Settings which can be tuned to prevent timeouts during upgrades in VMware Cloud Foundation

book

Article ID: 316978

calendar_today

Updated On:

Products

VMware Cloud Foundation

Issue/Introduction

The purpose this article is to provide users with information regarding tunable settings which can be used to prevent timeouts during upgrades of VMware Cloud Foundation.

Symptoms:
When Deduplication/Compression is enabled on a cluster, hosts can take longer than normal to enter maintenance mode or to reboot.
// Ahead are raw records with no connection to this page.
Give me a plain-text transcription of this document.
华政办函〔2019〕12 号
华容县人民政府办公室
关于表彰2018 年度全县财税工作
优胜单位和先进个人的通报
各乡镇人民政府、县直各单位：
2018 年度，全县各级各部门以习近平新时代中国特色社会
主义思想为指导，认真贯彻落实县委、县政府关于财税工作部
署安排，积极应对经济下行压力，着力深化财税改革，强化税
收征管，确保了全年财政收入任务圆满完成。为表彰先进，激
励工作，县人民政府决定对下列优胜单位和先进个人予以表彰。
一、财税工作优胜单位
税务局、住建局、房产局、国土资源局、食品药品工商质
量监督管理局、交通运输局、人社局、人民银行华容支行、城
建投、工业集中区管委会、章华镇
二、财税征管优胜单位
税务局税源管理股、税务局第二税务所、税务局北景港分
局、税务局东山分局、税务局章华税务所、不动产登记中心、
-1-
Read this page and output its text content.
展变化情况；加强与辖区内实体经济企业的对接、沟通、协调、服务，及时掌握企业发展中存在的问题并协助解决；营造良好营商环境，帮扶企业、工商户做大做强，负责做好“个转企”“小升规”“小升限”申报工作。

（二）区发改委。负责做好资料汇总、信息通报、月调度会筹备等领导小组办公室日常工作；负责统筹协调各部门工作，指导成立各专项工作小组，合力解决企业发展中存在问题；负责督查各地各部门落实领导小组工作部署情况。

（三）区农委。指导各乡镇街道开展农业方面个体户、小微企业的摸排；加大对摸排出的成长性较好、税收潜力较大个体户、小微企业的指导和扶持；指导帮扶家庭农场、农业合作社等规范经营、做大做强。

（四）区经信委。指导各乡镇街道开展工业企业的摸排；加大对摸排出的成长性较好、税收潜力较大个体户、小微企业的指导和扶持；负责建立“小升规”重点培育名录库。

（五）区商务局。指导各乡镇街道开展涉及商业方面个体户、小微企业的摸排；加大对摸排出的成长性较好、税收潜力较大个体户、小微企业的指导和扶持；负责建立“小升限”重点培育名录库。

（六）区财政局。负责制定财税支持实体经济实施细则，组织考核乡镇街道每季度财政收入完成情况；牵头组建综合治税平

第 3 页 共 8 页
This may exceed timers in LCM or in VMware Update Manager, resulting in failures during LCM Upgrades.  The settings below can be tuned to prevent failures during LCM upgrades.

Environment

VMware Cloud Foundation 2.3.x
VMware Cloud Foundation 2.2.x

Resolution

  • VSAN/CLOMD Repair Delay:  This is the most important timer to consider changing before an upgrade.  The default repair delay is 1 hour; consider changing this to at least 4 hours.  If a host does not exit maintenance mode within the timer, VSAN Object Resynchronization will initiate. 
Note: VSAN Object Resynchronization may take hours or even days to complete on a busy cluster with Deduplication/Compression enabled.
  1. Open an SSH session to each host in the cluster.
  2. Issue the following command to check the current setting: 
esxcli system settings advanced list -o /VSAN/ClomRepairDelay
  1. The setting can be increased by issuing a command similar to the following: 
esxcli system settings advanced set -o /VSAN/ClomRepairDelay -i <value in minutes>

Note: For example, to set the Repair Delay to 4 hours, issue the following command:

esxcli system settings advanced set -o /VSAN/ClomRepairDelay -i 240
  1. Issue the following command to restart the clomd daemon and have the setting take effect: 
/etc/init.d/clomd restart
  • There is a default timeout of 4 hours for ESXi hosts to enter maintenance mode when performing an upgrade through LCM. This can be increased by following the steps noted in VMware Cloud Foundation upgrade fails while putting an ESXi host into maintenance mode.
  • In VMware Cloud Foundation 2.2 and higher, VMware Update Manager (VUM) is utilized to perform the upgrades of ESXi hosts. VUM has a built in timer of 7200 seconds (2 hours) for upgrade tasks. This can be increased via the following steps:​
    1. Open an SSH session to the vCenter Server Appliance VM.
    2. Open the /usr/lib/vmware-updatemgr/bin/vci-integrity.xml file in a text editor.
    3. Find the <HostUpgradeConfig> section and add the following entry to increase the timeout to 5 hours:
<RebootTaskTimeoutSec>18000</RebootTaskTimeoutSec>
 
Note: The following is an example of the relevant section:
 
<HostUpgradeConfig>
  <MinHostVersion>5.5.0</MinHostVersion>
  <PackageVersions>6.5.0</PackageVersions>
  <RebootTaskTimeoutSec>18000</RebootTaskTimeoutSec>
</HostUpgradeConfig>
  1. Save and close the file.
  2. Issue the following commands to restart the VUM service: 
service-control --stop vmware-updatemgr
service-control –-start vmware-updatemgr


Additional Information

VMware Cloud Foundation upgrade fails while putting an ESXi host into maintenance mode

Impact/Risks:
Always make a backup copy of configuration files before making any changes.